Umschuldungsangebot soll binnen 60 Tagen vorliegen

Argentinien zeigt Gläubigern guten Willen

VonAnne Grüttner

Unter dem starken Druck der G7-Länder und des IWF zeigt Argentinien in der Frage der Schuldenrestrukturierung erstmals mehr Flexibilität.

BUENOS AIRES. Nachdem die Regierung vor kurzem das Bankensyndikat benannte, das die Umschuldung durchführen wird, will sie nun innerhalb von 60 Tagen ein formales Umschuldungsangebot vorlegen und danach in die Verhandlungen mit den Gläubigern einsteigen. „Wenn wir eine Akzeptanz von 50% bis 66% der Gläubiger erreichen könnten, wäre das ein Erfolg“, erklärte Wirtschaftsminister Roberto Lavagna.

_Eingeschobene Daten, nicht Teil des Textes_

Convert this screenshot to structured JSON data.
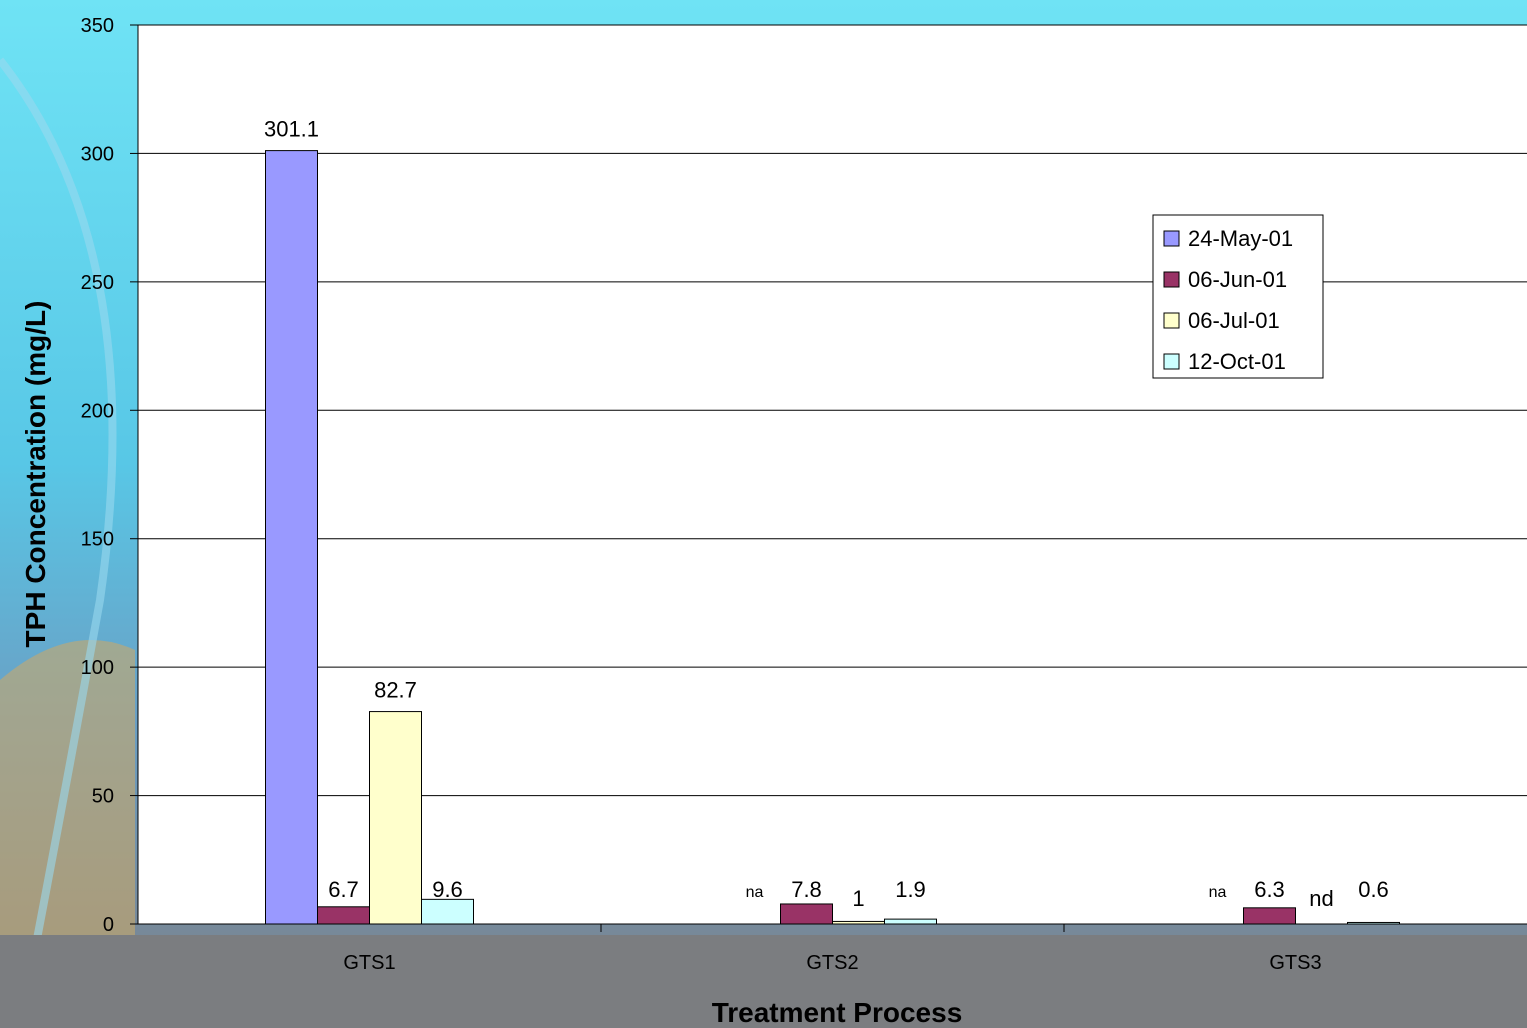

Doch eine solche Akzeptanz ist kaum zu erwarten, wenn die Regierung ihre Forderung nach einem Verzicht auf 75% des Nominalwerts nicht zumindest mit zusätzlichen Anreizen versüßt. Als interessantes Detail werten Beobachter in diesem Zusammenhang, dass das Wirtschaftsministerium in einer Präsentation für den Kongress letzte Woche nicht nur die Umschuldungssumme ohne die seit dem Default angefallenen Zinsen (82 Mrd. $) zugrunde legte, sondern auch den Betrag einschließlich der Zinsen (100 Mrd. $) in Klammern dazu setzte. „Die Regierung hat mehrere Instrumente, um eine annehmbare Akzeptanz für ihr Angebot zu finden“, sagt Nadin Argañaraz, Ökonom vom argentinischen Think Tank „Fundación Mediterránea“, „sie könnte beispielsweise einen Teil der Zinsen zahlen oder einen Teil sofort in Bar auszahlen.“

Die Regierung steht unter starkem Druck, das Verhandlungsklima mit den Gläubigern zu verbessern. Nur noch zwei Wochen fehlen bis zum entscheidenden 9. März, an dem Argentinien 3,2 Mrd. $ an den IWF entrichten muss. Nur wenige Tage später werden weitere 3,5 Mill.$ fällig. Die argentinische Regierung will jedoch nur dann zahlen, wenn IWF-Chef Horst Köhler zuvor eine Empfehlung an das IWF-Board ausgibt, die nächste Kredittranche aus dem laufenden IWF-Abkommen zu genehmigen. Der dreijährige IWF-Kredit ist so angelegt, dass Argentinien die jeweils fälligen Tilgungen anschließend in gleicher Höhe in Form einer Kredittranche vom IWF zurückerstattet bekommt. Doch bevor die März-Tranche genehmigt wird, will der IWF zunächst Fortschritte in der Umschuldung sehen.